Monthly Archives: September 2011
The sky today as I took the long way home from the chiropractor. I’ve spent a small fortune over the last 4-weeks just trying to let go of panic and pain. I try to tell myself I am right where I need to be. I am trying to let go of pain, worry, anxiety. I feel best out-of-doors. There I can breathe a little better. I hate to whine. But I hate feeling alone with the unknown as well. So forgive me. And instead join me in creating release of dis-ease. Today, I am peeling back the layers.
Last weekend I was able to get close enough to the Great Blue Heron. I believe he appeared to remind me that through nature I will find answers. I am trying to relieve tension and panic. May my guides lead me back to a path of whole health and assist me in my pursuit of abundance.
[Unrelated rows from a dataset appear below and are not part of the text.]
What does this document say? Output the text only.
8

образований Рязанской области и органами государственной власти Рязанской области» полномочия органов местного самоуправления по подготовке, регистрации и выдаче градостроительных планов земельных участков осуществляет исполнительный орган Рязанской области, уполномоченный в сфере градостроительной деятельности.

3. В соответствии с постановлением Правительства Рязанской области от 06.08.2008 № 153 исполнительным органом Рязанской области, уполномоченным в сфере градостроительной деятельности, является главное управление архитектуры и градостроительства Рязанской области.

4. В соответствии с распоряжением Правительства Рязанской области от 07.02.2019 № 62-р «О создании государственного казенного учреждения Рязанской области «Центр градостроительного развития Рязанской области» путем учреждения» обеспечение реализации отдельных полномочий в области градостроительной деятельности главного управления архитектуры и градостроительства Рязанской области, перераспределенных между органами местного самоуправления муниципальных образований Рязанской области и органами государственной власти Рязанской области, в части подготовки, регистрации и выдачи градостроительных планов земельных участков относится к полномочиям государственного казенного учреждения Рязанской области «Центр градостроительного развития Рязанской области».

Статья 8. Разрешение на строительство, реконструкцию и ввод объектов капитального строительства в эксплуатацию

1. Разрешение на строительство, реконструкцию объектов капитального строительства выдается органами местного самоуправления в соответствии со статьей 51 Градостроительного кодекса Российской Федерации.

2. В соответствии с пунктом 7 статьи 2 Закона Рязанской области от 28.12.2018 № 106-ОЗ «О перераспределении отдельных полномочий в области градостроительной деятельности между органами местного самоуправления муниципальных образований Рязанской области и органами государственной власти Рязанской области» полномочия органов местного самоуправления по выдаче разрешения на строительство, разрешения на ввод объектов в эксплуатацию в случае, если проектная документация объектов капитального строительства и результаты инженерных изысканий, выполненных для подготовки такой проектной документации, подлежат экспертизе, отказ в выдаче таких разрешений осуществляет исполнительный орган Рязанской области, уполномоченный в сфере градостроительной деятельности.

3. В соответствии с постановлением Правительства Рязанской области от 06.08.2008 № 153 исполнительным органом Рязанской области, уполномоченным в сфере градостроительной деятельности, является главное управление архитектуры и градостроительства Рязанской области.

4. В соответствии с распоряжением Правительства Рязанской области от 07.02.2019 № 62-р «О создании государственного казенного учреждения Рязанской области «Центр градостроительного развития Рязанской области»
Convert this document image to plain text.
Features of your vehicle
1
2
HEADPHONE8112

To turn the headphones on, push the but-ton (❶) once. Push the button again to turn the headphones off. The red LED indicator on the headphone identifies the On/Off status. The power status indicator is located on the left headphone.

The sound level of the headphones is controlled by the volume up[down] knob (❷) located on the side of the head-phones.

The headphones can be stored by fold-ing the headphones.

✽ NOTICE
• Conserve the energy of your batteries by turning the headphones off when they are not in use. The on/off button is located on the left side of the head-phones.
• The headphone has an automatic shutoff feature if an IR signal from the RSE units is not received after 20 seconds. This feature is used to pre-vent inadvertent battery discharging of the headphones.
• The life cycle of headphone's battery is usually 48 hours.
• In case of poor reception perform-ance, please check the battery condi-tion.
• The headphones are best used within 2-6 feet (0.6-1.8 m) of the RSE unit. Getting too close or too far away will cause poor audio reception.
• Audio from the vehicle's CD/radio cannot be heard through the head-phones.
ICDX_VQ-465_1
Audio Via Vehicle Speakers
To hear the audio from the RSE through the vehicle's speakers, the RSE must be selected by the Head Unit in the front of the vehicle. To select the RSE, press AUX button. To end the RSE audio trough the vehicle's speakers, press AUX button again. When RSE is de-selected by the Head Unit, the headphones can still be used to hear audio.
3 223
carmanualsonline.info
Full Moon Dreamboard, September 2011– Where do I find myself this month? Fighting hives and panic attacks feeling like I’ve failed to maintain a vision and bring it forward. I feel trapped by my “job” and distant from my “dreams.” This dreamboard almost did not happen. My life so full that I am constricted and too busy. I decided to drop all the things I am responsible for and to take an hour this morning to envision and breathe. I need to both make space and find my space. “Find your calling and write the next chapter,” says my dreamboard. “I know what I am capable of and I don’t want to sell myself short.”
I don’t have to have all the answers, today. I don’t even have to have control, today. I just have to remember that I am capable and I can write the next chapter and as I write the answers will come like words in a dream or a tune that repeats softly in my ear…and so you are…and so you are!